En principio, no habría mucha diferencia entre pagar al cantante por su disco y pagar al agricultor por sus tomates. Por supuesto, el agricultor no cobra derechos por su obra. No tiene derecho a cobrarle a la fábrica de conservas por vender tomate triturado; ni a Heinz por hacer ketchup con sus tomates; ni a McDonalds por vender productos con salsa ketchup; ni a Andy Warhol por vender cuadros en los que aparece un bote de sopa de tomate . Pero si la ley estableciese tal derecho, no habría más problema que el meramente contable: se pasa factura a Fruco, a Heinz, a McDonalds y a quien corresponda. El agricultor pensará que está en su perfecto derecho; a fin de cuentas, esas empresas se están forrando con su esfuerzo. Quizá piense que sería más fácil organizando una Sociedad de Gestión de los Agricultores Tomateros (SGAT), y que ellos se las apañen.
Ahora bien, supongamos que la SGAT no consigue controlar quién come tomates o sus derivados, y en su lugar decide cobrar una cantidad a todos los supermercados, bares, restaurantes, pizzerías y locales donde se sirva comida, una especie de “tarifa plana” a cambio del derecho a ofrecer productos con tomate. Por supuesto, esa tarifa acabará pagándola usted cada vez que vaya a comer a algún sitio, incluyendo su propia cocina. ¿Y si ni siquiera le gusta el tomate? No importa, porque pagará igual. ¿Y si entro en un bar que no sirve tapa con la cerveza? Pagará igual. ¿Y si me limito a entrar en el bar, echar un vistazo y salirme sin consumir nada? Pagará igual. ¿Y si me voy a casa y me pongo a leer un libro de recetas? Pagará igual. Y lo peor es que la ley avala a la SGAT ¿Cómo se le queda el cuerpo?
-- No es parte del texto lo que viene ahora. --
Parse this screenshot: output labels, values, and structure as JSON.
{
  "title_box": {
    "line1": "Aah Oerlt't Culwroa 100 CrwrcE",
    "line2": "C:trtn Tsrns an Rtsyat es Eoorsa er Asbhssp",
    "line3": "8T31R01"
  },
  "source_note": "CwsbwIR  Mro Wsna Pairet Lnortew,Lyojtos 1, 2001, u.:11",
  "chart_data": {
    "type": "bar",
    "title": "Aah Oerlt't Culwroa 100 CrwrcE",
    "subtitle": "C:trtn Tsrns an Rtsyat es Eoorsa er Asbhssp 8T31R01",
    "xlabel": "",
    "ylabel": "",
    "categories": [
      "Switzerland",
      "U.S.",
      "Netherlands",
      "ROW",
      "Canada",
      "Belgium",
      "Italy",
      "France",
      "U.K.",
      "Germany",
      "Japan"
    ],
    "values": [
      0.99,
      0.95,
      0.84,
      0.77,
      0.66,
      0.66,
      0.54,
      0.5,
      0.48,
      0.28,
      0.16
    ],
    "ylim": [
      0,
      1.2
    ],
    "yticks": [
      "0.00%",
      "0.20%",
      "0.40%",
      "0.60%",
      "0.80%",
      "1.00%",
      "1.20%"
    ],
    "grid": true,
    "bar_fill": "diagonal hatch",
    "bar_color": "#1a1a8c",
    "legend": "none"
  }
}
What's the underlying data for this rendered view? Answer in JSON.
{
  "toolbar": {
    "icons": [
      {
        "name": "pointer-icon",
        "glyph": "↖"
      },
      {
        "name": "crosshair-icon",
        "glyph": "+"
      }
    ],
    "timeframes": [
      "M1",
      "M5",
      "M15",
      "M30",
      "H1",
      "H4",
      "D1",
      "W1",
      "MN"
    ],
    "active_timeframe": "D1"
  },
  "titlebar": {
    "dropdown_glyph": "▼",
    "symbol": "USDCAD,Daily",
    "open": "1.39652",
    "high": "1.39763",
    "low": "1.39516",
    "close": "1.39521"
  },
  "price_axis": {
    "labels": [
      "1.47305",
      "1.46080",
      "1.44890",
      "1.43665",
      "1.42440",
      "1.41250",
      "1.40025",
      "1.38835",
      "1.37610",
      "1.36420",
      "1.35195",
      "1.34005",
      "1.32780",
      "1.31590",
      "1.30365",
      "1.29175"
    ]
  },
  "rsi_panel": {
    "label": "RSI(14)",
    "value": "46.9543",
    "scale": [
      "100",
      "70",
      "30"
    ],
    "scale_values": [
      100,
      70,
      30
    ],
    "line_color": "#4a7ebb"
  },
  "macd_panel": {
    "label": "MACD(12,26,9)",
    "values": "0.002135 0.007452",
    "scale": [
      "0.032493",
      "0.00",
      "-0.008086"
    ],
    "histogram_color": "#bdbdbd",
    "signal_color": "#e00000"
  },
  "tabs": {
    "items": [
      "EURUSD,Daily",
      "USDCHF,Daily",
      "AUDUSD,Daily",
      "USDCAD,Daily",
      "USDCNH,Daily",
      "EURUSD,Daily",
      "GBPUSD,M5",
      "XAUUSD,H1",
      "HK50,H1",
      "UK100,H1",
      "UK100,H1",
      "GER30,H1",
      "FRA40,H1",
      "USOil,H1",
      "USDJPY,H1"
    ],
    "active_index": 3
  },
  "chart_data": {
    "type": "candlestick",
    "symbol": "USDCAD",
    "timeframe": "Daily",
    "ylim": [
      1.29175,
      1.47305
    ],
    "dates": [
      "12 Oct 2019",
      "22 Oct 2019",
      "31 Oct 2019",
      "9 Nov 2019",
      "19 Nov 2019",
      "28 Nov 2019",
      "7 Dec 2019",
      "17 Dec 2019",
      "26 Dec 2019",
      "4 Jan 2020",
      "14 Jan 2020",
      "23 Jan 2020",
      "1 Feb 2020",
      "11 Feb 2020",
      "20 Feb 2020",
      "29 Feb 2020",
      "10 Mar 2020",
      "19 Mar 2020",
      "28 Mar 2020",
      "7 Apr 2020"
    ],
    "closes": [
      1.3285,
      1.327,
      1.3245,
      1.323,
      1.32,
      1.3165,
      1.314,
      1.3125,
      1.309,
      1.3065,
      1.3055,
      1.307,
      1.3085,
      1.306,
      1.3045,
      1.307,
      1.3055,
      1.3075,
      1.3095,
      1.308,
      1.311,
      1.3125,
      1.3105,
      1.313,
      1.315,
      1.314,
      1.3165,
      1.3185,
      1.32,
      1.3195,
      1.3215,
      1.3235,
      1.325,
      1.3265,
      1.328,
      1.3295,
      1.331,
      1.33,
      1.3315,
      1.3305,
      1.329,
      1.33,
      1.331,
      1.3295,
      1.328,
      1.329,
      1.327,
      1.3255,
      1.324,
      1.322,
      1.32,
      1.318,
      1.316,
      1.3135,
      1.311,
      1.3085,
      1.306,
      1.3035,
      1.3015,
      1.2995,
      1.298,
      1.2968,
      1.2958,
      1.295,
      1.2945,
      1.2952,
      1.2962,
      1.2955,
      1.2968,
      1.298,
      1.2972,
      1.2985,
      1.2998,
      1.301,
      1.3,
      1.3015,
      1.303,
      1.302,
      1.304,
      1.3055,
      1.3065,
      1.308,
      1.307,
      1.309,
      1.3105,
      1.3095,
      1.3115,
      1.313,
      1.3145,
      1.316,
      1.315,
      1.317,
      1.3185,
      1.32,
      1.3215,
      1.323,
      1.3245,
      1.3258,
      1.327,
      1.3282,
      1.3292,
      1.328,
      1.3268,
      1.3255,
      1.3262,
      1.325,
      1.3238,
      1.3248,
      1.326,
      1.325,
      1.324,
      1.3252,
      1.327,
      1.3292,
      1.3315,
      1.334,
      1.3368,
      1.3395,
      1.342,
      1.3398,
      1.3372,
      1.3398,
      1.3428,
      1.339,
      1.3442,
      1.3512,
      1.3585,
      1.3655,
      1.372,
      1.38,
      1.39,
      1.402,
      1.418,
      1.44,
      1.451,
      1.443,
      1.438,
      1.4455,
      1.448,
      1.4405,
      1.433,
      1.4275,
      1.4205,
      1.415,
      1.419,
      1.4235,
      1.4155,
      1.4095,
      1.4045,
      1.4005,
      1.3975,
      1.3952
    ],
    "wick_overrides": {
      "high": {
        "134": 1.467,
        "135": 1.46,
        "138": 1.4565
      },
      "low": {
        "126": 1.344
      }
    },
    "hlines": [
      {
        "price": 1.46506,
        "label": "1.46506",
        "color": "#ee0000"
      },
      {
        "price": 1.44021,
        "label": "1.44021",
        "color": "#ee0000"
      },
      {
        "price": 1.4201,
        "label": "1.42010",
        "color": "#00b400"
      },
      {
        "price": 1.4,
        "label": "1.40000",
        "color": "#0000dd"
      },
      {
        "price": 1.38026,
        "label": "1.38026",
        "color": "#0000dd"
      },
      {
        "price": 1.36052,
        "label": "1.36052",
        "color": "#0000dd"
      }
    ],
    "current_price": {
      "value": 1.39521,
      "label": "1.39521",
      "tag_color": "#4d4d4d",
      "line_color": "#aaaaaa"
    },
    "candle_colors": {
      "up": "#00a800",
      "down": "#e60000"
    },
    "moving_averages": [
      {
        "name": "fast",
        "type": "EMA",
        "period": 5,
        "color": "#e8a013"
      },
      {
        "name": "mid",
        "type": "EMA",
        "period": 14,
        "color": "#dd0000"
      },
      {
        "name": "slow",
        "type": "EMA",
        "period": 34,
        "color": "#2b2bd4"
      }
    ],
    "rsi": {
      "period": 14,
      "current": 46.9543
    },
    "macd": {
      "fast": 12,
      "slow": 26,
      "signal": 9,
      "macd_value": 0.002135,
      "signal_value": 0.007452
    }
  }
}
Pues ese es el problema fundamental con las entidades que gestionan derechos musicales o audiovisuales. Amparados por un ordenamiento legal que permite el cobro de derechos de autor, se han lanzado a cobrar hasta sus últimas consecuencias. Y esto tiene cabreada a mucha gente. La SGAE (y similares, no lo olviden) se ha lanzado en tromba a cobrar a cualquiera que crean vulneran los derechos de autor de sus socios. Imponen a los bares una especie de “impuesto revolucionario” legalizado con la excusa de que el equipo de música, o el televisor, podría estar emitiendo música con derechos de autor. Los establecimientos hosteleros españoles pagan de forma similar por los aparatos de radio y televisión que sus clientes tienen en las habitaciones. Inspectores de la SGAE se han introducido, cámara en ristre, en celebraciones de bodas, han cobrado derechos de autor en obras benéficas. En todos estos casos buscan cobrar no sólo por la música que se ha oído, sino por la que hipotéticamente se podría haber oído. Incluso si usted no usa el televisor de su habitación, el hotel pagará.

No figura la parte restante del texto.